How I Built Graph based AI-Powered Search Engine, All Local
Crafting the Melody of Localized AI Search, which gives sources !


This is going to be an overview, if you need each and every detail with all concepts and modules spelled out, refer below list.
What was my objective ?
On the journey to build a graph-based AI-powered search engine, my goals were clear and simple. Firstly, I aimed to create a solution that didn’t rely on external services like OpenAI, opting instead for open-source tools. This decision ensured we had full control over the engine’s workings.
Next, I wanted to use the latest technologies available. By keeping up with the newest tools and frameworks, we could ensure our search engine was top-notch in terms of speed and accuracy, setting it apart from others.
Moreover, I wanted our engine to be easy to use and able to handle growing demands. This meant making it portable and scalable, capable of adapting to different setups and future needs without hassle.
How I approach it initially ?
To kickstart the project, I focused on building the engine’s foundation step by step. Firstly, I created modules using langchain to help the engine understand and process user queries and data. At the same time, I used lamaindex to organize data efficiently, making sure the engine could handle large amounts of information smoothly.

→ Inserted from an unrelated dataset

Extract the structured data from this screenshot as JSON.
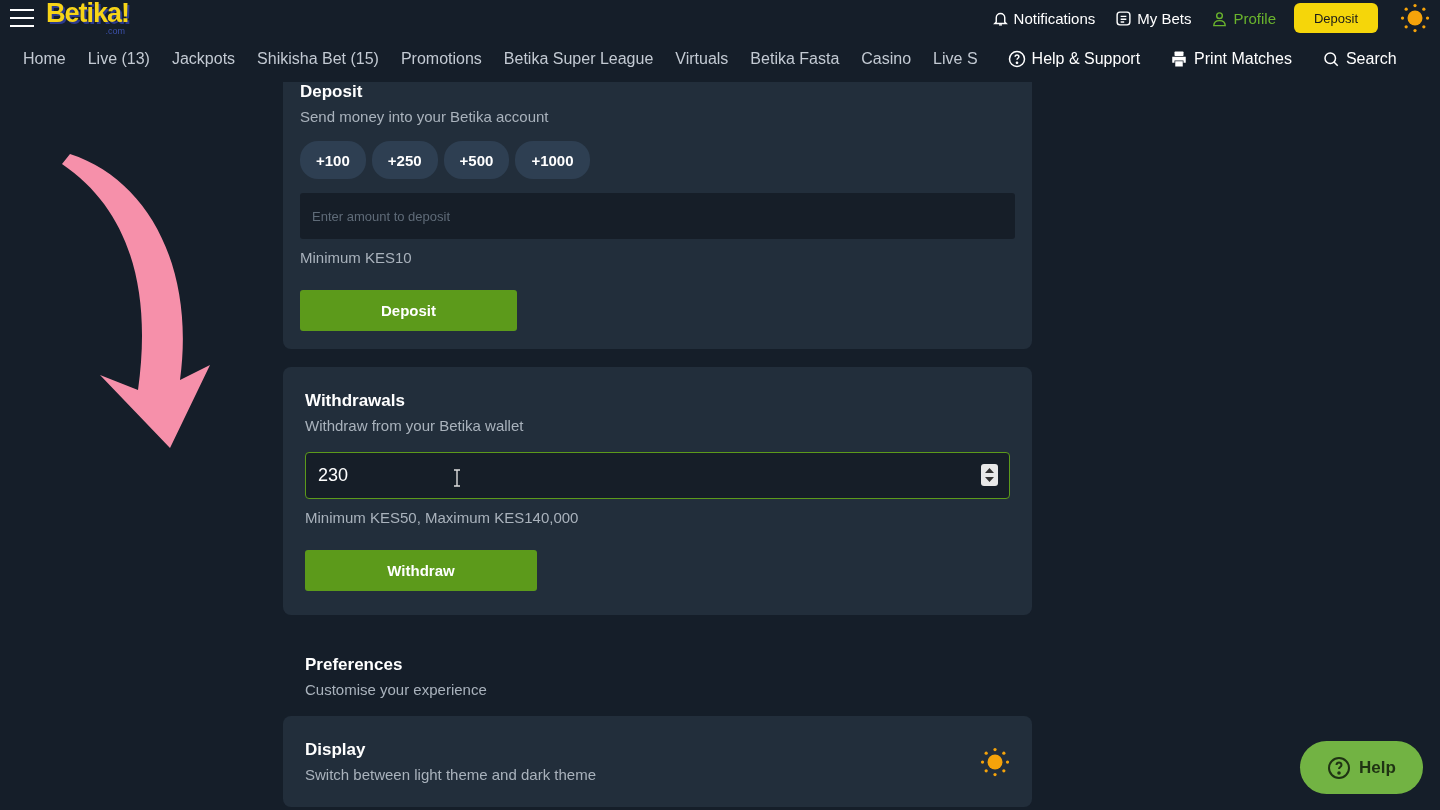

As the project progressed, I explored vector DB to improve how the engine stores and retrieves data. This helped make the search experience faster and more reliable. I also tried out different RAG techniques to refine how the engine generates search results. Alongside these efforts, I added distributors and API servers to the mix, allowing different parts of the engine to communicate seamlessly. This approach, focusing on building and refining each component, aimed to create a flexible and scalable search engine ready to adapt to changing needs.
What problem I faced, and did a new search for other solution
As I delved deeper into the project, I encountered several hurdles that prompted me to seek alternative solutions. Firstly, writing everything from scratch proved to be exceedingly time-consuming, hindering progress. Additionally, accuracy issues arose, impacting the reliability of the search results. Organizing data and establishing accurate relationships posed further challenges, complicating the engine’s functionality. Moreover, concerns regarding speed and scalability arose, casting doubt on the engine’s ability to handle increasing demands.
In response to these challenges, I started on a new exploration, leading me to discover the Gen AI Stack. This innovative solution offered a structured approach, streamlining the organization of data. Docker emerged as a valuable tool for scalability, facilitating seamless integration with various models to enhance the engine’s accuracy. The inclusion of langchain provided robust language processing capabilities, while the integration of neo4j significantly improved the accuracy of data relationships within the engine. With these new tools and frameworks at my disposal, I found it easier to overcome the challenges I had previously encountered, paving the way for a more efficient and accurate search engine.
“ If I have seen further than others, it is by standing upon the shoulders of giants “ — Sir Isaac Newton
So, how I piece it together ?

Read more about this here
What’s next ?
- Adding Distributor for Load Balancing : I’m determined to improve the engine by integrating a “Distributor” component. This will help balance the load across various models that I’ve developed earlier. By distributing the workload efficiently, the engine can handle more requests without slowing down. May be I shall use what I built before (ofc w/ further improvising it)
- Utilizing Rust for Model Serving : To optimize the performance of model serving, I’m considering using Rust, a programming language known for its speed and efficiency. By leveraging Rust, the engine can serve models faster and handle requests more efficiently. May be I shall use what I built before (ofc w/ further improvising it)
- Incorporating Multi-Modal Functionality : I plan to enhance the engine’s capabilities by adding support for multi-modal functionality. This means the engine will be able to understand and process different types of data, such as text, images, and videos, to provide more comprehensive search results.
- Introducing Cloud Support : Adding cloud support is on the agenda to make the engine more accessible and scalable. By integrating with cloud services, users can deploy the engine effortlessly and take advantage of cloud resources to handle varying workloads.
- Evaluating with RAGAs or LangSmith for Accuracy : To further improve the accuracy of the engine, I’m exploring the possibility of integrating evaluation tools like RAGAs or LangSmith. These tools will help track the engine’s performance over time and identify areas for improvement, ensuring that it continues to deliver accurate search results.